Float64, 1.0 --> 2.22044604925e-16
Float64, 1e12 --> 0.0001220703125
Float64, 1e-12 --> 2.01948391737e-28

Float32, 1.0 --> 1.19209e-07
Float32, 1e12 --> 65536.0
Float32, 1e-12 --> 1.0842e-19



ACCEPTED ANSWER

Score 11


Floating point numbers have a certain precision, to a few decimal places in scientific notation.
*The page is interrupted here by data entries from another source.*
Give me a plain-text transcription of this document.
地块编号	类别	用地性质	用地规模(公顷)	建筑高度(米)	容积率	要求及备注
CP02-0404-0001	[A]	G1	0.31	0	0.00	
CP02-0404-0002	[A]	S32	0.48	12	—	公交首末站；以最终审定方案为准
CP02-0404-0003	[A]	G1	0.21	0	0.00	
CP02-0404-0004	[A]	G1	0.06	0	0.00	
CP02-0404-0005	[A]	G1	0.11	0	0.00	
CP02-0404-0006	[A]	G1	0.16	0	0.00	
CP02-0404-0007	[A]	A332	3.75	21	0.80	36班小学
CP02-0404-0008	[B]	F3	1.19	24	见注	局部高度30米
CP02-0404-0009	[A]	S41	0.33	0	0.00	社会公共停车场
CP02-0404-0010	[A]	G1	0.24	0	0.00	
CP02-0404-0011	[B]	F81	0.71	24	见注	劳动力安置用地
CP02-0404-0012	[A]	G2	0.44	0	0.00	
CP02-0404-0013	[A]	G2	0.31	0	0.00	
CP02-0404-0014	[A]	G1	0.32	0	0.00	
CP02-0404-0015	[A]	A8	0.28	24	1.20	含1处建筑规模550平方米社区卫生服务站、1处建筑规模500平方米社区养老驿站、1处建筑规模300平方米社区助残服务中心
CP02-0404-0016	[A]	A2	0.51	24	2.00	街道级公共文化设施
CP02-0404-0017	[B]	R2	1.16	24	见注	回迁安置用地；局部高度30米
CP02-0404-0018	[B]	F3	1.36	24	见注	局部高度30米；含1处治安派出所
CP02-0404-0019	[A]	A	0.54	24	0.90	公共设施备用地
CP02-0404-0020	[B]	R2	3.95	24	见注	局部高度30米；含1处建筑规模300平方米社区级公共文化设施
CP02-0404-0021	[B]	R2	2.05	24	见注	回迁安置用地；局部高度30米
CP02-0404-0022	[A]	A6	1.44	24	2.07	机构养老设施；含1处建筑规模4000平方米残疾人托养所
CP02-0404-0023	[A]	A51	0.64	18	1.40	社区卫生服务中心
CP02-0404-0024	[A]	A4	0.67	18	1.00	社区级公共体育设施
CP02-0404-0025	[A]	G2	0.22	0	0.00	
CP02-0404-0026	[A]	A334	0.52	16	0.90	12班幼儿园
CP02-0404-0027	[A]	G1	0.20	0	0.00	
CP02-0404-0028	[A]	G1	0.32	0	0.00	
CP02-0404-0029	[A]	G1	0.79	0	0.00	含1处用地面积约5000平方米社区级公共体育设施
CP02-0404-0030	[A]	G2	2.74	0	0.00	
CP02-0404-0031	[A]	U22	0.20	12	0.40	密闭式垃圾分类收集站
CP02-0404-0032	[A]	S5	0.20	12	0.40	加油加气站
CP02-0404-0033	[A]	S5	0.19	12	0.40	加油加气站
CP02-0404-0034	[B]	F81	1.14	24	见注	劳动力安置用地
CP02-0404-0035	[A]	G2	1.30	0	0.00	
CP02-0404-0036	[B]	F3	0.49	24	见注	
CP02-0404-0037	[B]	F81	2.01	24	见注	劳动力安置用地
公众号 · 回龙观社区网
The larger the number, the larger the least significant digit in that representation, and thus the larger the "epsilon" that could contribute to that number.

Thus, the epsilon is relative to the number it is added to, which is in fact stated in the documentation you cited: "... such that 1.0 + eps != 1.0". If the "reference" number is smaller by, e.g. one order of magnitude, then eps is smaller, too.

If that was not the case, you could not calculate at all with numbers smaller than eps (2.2e-16 in my case).